Profile: Quentin Pershing DeVore
In October 1941, Gen. Douglas McArthur welcomed Quentin Pershing DeVore and the rest of the men in the 7th Material Squadron, 19th Bomb Group at what was then known as Clark Field on the island of Luzon in the Philippines.
He had no idea that less than two months later, America would be at war with Japan, and that group of islands would be surrounded by the Japanese fleet.
Though DeVore fought alongside other U.S. troops for weeks to keep the Japanese at bay, eventually the island fell, and DeVore and thousands of other Filipino and U.S. soldiers became prisoners of war.
But to listen to DeVore talk about what later would be infamously known as the Bataan Death March, when 78,000 prisoners were forced to walk 70 miles to prisoner-of-war camps in the south part of the island, you’d think he was talking about a little hike, though not a pleasant one.

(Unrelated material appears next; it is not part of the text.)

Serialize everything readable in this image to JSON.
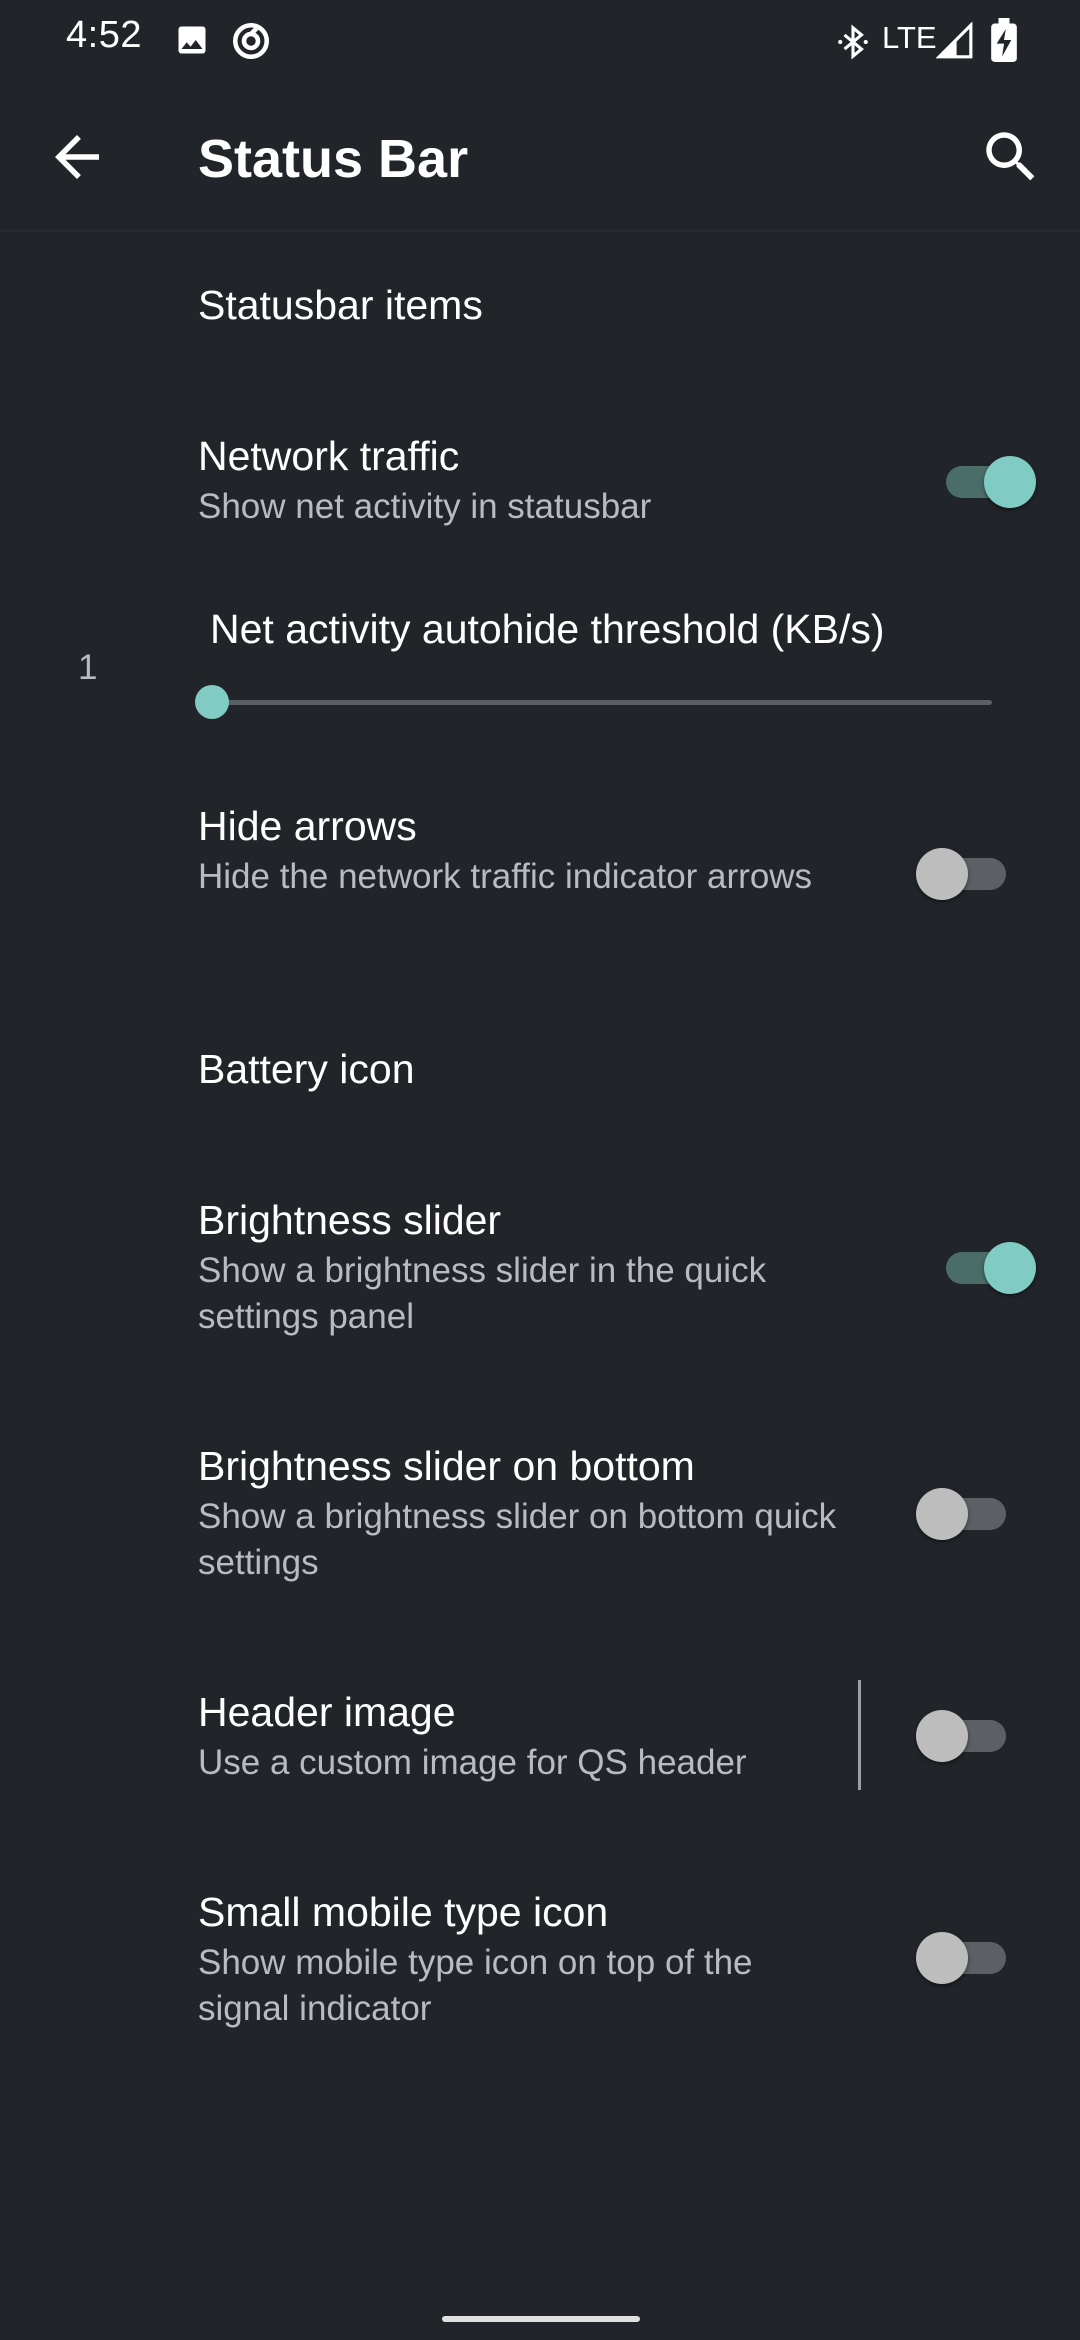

“They told us that if we kept marching, well they wouldn’t bother us, and they didn’t, but the ones that got sick and got down and couldn’t go, they just shot them or bayonetted them. They didn’t fool with them,” DeVore said. “I made it all the way in about three days. I never did give up because I knew that America wouldn’t let us stay more than, I figured we’d be there a month maybe. But it turned out to be three years.”